ConsensusActualPreviousRevised
Month over Month0.0%-0.2%0.7%0.6%
Year over Year3.6%3.0%

Highlights

Retail sales fell 0.2 percent on the month in June following a marginally smaller revised 0.6 percent gain in May. The drop was the first since February but was small enough to lift unadjusted annual growth from 3.0 percent to 3.6 percent, a 3-month high.

Volumes were rather weaker, posting a 0.7 percent monthly decline, their fourth decline since January. Purchases of food were down 0.2 percent while non-food demand contracted 0.9 percent. On the year, overall unadjusted sales decreased 3.5 percent having dropped 4.6 percent in June.

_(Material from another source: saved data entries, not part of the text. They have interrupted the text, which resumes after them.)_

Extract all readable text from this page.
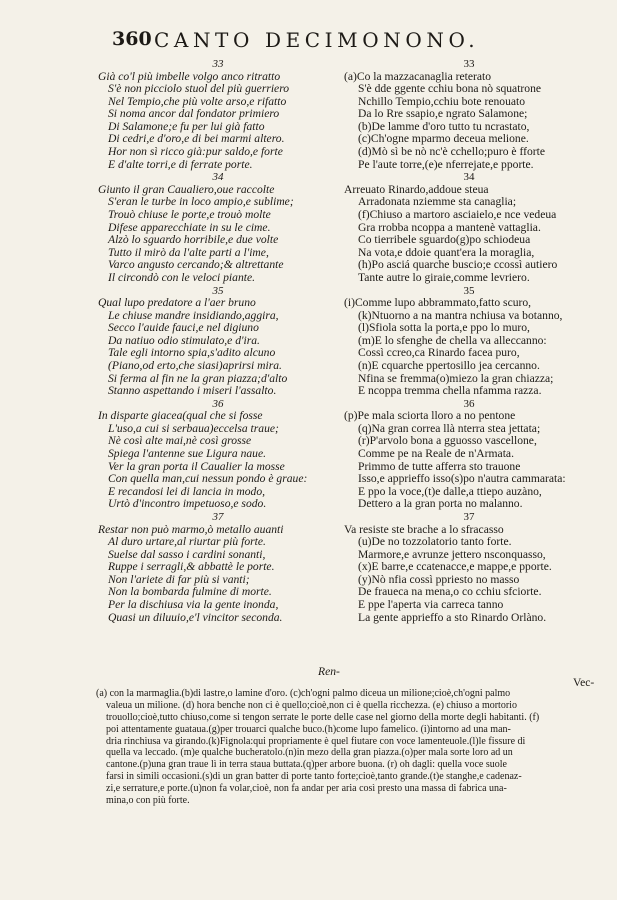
360 CANTO DECIMONONO.
33
Già co'l più imbelle volgo anco ritratto
S'è non picciolo stuol del più guerriero
Nel Tempio,che più volte arso,e rifatto
Si noma ancor dal fondator primiero
Di Salamone;e fu per lui già fatto
Di cedri,e d'oro,e di bei marmi altero.
Hor non sì ricco già:pur saldo,e forte
E d'alte torri,e di ferrate porte.
34
Giunto il gran Caualiero,oue raccolte
S'eran le turbe in loco ampio,e sublime;
Trouò chiuse le porte,e trouò molte
Difese apparecchiate in su le cime.
Alzò lo sguardo horribile,e due volte
Tutto il mirò da l'alte parti a l'ime,
Varco angusto cercando;& altrettante
Il circondò con le veloci piante.
35
Qual lupo predatore a l'aer bruno
Le chiuse mandre insidiando,aggira,
Secco l'auide fauci,e nel digiuno
Da natiuo odio stimulato,e d'ira.
Tale egli intorno spia,s'adito alcuno
(Piano,od erto,che siasi)aprirsi mira.
Si ferma al fin ne la gran piazza;d'alto
Stanno aspettando i miseri l'assalto.
36
In disparte giacea(qual che si fosse
L'uso,a cui si serbaua)eccelsa traue;
Nè così alte mai,nè così grosse
Spiega l'antenne sue Ligura naue.
Ver la gran porta il Caualier la mosse
Con quella man,cui nessun pondo è graue:
E recandosi lei di lancia in modo,
Urtò d'incontro impetuoso,e sodo.
37
Restar non può marmo,ò metallo auanti
Al duro urtare,al riurtar più forte.
Suelse dal sasso i cardini sonanti,
Ruppe i serragli,& abbattè le porte.
Non l'ariete di far più si vanti;
Non la bombarda fulmine di morte.
Per la dischiusa via la gente inonda,
Quasi un diluuio,e'l vincitor seconda.
33
(a)Co la mazzacanaglia reterato
S'è dde ggente cchiu bona nò squatrone
Nchillo Tempio,cchiu bote renouato
Da lo Rre ssapio,e ngrato Salamone;
(b)De lamme d'oro tutto tu ncrastato,
(c)Ch'ogne mparmo deceua melione.
(d)Mò sì be nò nc'è cchello;puro è fforte
Pe l'aute torre,(e)e nferrejate,e pporte.
34
Arreuato Rinardo,addoue steua
Arradonata nziemme sta canaglia;
(f)Chiuso a martoro asciaielo,e nce vedeua
Gra rrobba ncoppa a mantenè vattaglia.
Co tierribele sguardo(g)po schiodeua
Na vota,e ddoie quant'era la moraglia,
(h)Po asciá quarche buscio;e ccossì autiero
Tante autre lo giraie,comme levriero.
35
(i)Comme lupo abbrammato,fatto scuro,
(k)Ntuorno a na mantra nchiusa va botanno,
(l)Sfiola sotta la porta,e ppo lo muro,
(m)E lo sfenghe de chella va alleccanno:
Cossì ccreo,ca Rinardo facea puro,
(n)E cquarche ppertosillo jea cercanno.
Nfina se fremma(o)miezo la gran chiazza;
E ncoppa tremma chella nfamma razza.
36
(p)Pe mala sciorta lloro a no pentone
(q)Na gran correa llà nterra stea jettata;
(r)P'arvolo bona a gguosso vascellone,
Comme pe na Reale de n'Armata.
Primmo de tutte afferra sto trauone
Isso,e apprieffo isso(s)po n'autra cammarata:
E ppo la voce,(t)e dalle,a ttiepo auzàno,
Dettero a la gran porta no malanno.
37
Va resiste ste brache a lo sfracasso
(u)De no tozzolatorio tanto forte.
Marmore,e avrunze jettero nsconquasso,
(x)E barre,e ccatenacce,e mappe,e pporte.
(y)Nò nfia cossì ppriesto no masso
De fraueca na mena,o co cchiu sfciorte.
E ppe l'aperta via carreca tanno
La gente apprieffo a sto Rinardo Orlàno.
Ren-
Vec-
(a) con la marmaglia.(b)di lastre,o lamine d'oro. (c)ch'ogni palmo diceua un milione;cioè,ch'ogni palmo
valeua un milione. (d) hora benche non ci è quello;cioè,non ci è quella ricchezza. (e) chiuso a mortorio
trouollo;cioè,tutto chiuso,come si tengon serrate le porte delle case nel giorno della morte degli habitanti. (f)
poi attentamente guataua.(g)per trouarci qualche buco.(h)come lupo famelico. (i)intorno ad una man-
dria rinchiusa va girando.(k)Fignola:qui propriamente è quel fiutare con voce lamenteuole.(l)le fissure di
quella va leccado. (m)e qualche bucheratolo.(n)in mezo della gran piazza.(o)per mala sorte loro ad un
cantone.(p)una gran traue lì in terra staua buttata.(q)per arbore buona. (r) oh dagli: quella voce suole
farsi in simili occasioni.(s)di un gran batter di porte tanto forte;cioè,tanto grande.(t)e stanghe,e cadenaz-
zi,e serrature,e porte.(u)non fa volar,cioè, non fa andar per aria così presto una massa di fabrica una-
mina,o con più forte.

Today's update puts second quarter volume sales 0.9 percent below their level in the first quarter when they dipped 0.1 percent. The sector has now seen demand contract for four successive quarters and weakness here will have been a key factor behind the provisional 0.3 percent quarterly contraction in April-June GDP. The Italian ECDI now stands at 5 but, at minus 13, the ECDI-P shows that real economic activity is beginning to fall below market expectations again.

Market Consensus Before Announcement

Sales are seen flat in June after a 0.7 percent monthly gain in May.

Definition

Retail sales measure the total receipts at stores that sell durable and nondurable goods. The headline data are expressed in nominal terms but volume statistics are also available. Autos are excluded. Only a very limited breakdown of subsector performance is available in the first report but much greater detail is provided in the following month's release. The Italian National Institute of Statistics (Istat) is the main producer of official statistics in Italy.

Description

With consumer spending a large part of the economy, market players continually monitor spending patterns. Retail sales are a measure of consumer well-being. The pattern in consumer spending is often the foremost influence on stock and bond markets. For stocks, strong economic growth translates to healthy corporate profits and higher stock prices. For bonds, the focus is whether economic growth goes overboard and leads to inflation. Ideally, the economy walks that fine line between strong growth and excessive (inflationary) growth.